Une des séquences-clé du film («Rabbi Jacob, il va danser») se passe rue des Rosiers dans le Marais, le quartier juif parisien. Figurez-vous (l’ouvreuse ne le savait pas) que ces scènes essentielles ont été tournées dans un quartier magrébin à Saint-Denis, où une ribambelle de figurants magrébins faisaient la fête, chantaient et dansaient, habillés en… juifs. Rien que pour cette idée merveilleuse de cohabitation – impensable en 2019 – Les aventures de Rabbi Jacob vaut la peine d’être (re)découvert. Et puis, il faut quand-même avouer que certains des gags sont tellement drôles que même une ouvreuse sophistiquée en diable s’en fend encore la gueule, 45 ans plus tard. Gérard Oury et Louis de Fufunès étaient des maîtres de l’humour primaire, ce qui a fait d’eux des champions du box-office français pendant de longues années. Qu’ils en soient ici remerciés.
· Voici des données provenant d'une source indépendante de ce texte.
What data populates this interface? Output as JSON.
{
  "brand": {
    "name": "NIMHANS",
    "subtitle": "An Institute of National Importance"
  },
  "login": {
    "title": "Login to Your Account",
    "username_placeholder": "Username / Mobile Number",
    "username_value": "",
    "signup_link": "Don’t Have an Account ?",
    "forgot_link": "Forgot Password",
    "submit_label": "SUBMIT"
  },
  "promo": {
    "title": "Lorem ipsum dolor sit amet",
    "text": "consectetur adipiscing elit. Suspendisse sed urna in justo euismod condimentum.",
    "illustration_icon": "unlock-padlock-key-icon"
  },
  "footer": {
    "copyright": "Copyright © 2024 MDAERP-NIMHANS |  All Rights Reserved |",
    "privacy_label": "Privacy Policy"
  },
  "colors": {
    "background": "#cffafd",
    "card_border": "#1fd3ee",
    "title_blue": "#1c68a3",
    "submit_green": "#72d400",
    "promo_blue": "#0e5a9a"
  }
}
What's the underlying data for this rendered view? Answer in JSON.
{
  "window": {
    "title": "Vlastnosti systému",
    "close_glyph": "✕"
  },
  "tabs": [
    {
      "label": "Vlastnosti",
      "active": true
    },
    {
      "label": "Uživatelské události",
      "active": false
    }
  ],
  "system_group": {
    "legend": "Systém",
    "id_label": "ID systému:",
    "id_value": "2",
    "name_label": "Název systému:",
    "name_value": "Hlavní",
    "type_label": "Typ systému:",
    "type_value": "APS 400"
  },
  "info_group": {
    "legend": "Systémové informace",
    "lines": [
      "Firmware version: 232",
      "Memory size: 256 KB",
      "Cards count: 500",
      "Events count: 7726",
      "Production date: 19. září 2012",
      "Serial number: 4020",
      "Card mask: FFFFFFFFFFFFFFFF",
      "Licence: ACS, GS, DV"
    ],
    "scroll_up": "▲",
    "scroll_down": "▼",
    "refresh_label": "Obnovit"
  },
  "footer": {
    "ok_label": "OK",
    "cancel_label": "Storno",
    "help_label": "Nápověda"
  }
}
© © TF1 Studio/Films Pomereu
Ce qui nous amène au streaming, à Netflix et au hasard qui a encore fait bien les choses. En parcourant les interminables listes de films et de séries du géant américain, les mirettes de l’ouvreuse se sont arrêtées sur l’affiche d’une comédie suisse-allemande appelée Wolkenbruch (Titre anglais: Wolkenbruch’s Wondrous Journey into the Arms of a Shiksa), réalisé par Michael Steiner, et basé sur le roman hilarant Wolkenbruchs wunderliche Reise in die Arme einer Schickse de Thomas Meyer, qui a également écrit le scénario du film.
L’histoire est celle de Mordechai Wolkenbruch, dit Motti, un jeune juif orthodoxe de Zurich, dont la mame (plus maman juive, tu meurs, elle est interprétée par une dame dynamiquement hystérique nommée Inge Maux) tient absolument à le marier en lui arrangeant des rendez-vous à tort et à travers avec de jeunes femmes très juives. Mais Motti, naïf et puceau à souhait, ne l’entend pas de cette oreille. Lorsqu'il fait la connaissance et tombe amoureux d’une jeune fille shiksa (donc non juive), un univers s’écroule pour sa mame…

© Netflix
Alors que Un violon sur le toit explique la culture, les traditions et la religion juives face aux pogroms des Soviet par la chanson et la danse, et alors que Rabbi Jacob tourne les clichés de ces traditions en bourrique d’une façon primaire (mais réjouissante), le film de Michel Steiner y va d’une main beaucoup plus sûre et discrète, en intégrant les clichés, les traditions et les préjugés dans une aventure romantique, drôle et éminemment subtile, comme le cinéma ne se les permet plus assez souvent, hélas.

© Netflix
Même si la mame de Motti est l’exemple-type de la mère juive possessive et protectrice, les auteurs de Wolkenbruch l’aiment d’un amour tendre en lui offrant les séquences les plus juteuses d’un film jubilatoire, qui a fait rire votre ouvreuse chérie aux larmes. La Suisse vient de proposer Wolkenbruch a l’Académie des Oscars dans la catégorie "meilleur film étranger", où – encore un hasard – le Luxembourg sera représenté par Tel Aviv on Fire de Sameh Zoabi, coproduit par Samsa. Alors faites-vous plaisir et découvrez Wolkenbruch sur Netflix ce weekend, en version originale, avec sous-titres français, allemands ou anglais. Vous m’en en direz des nouvelles!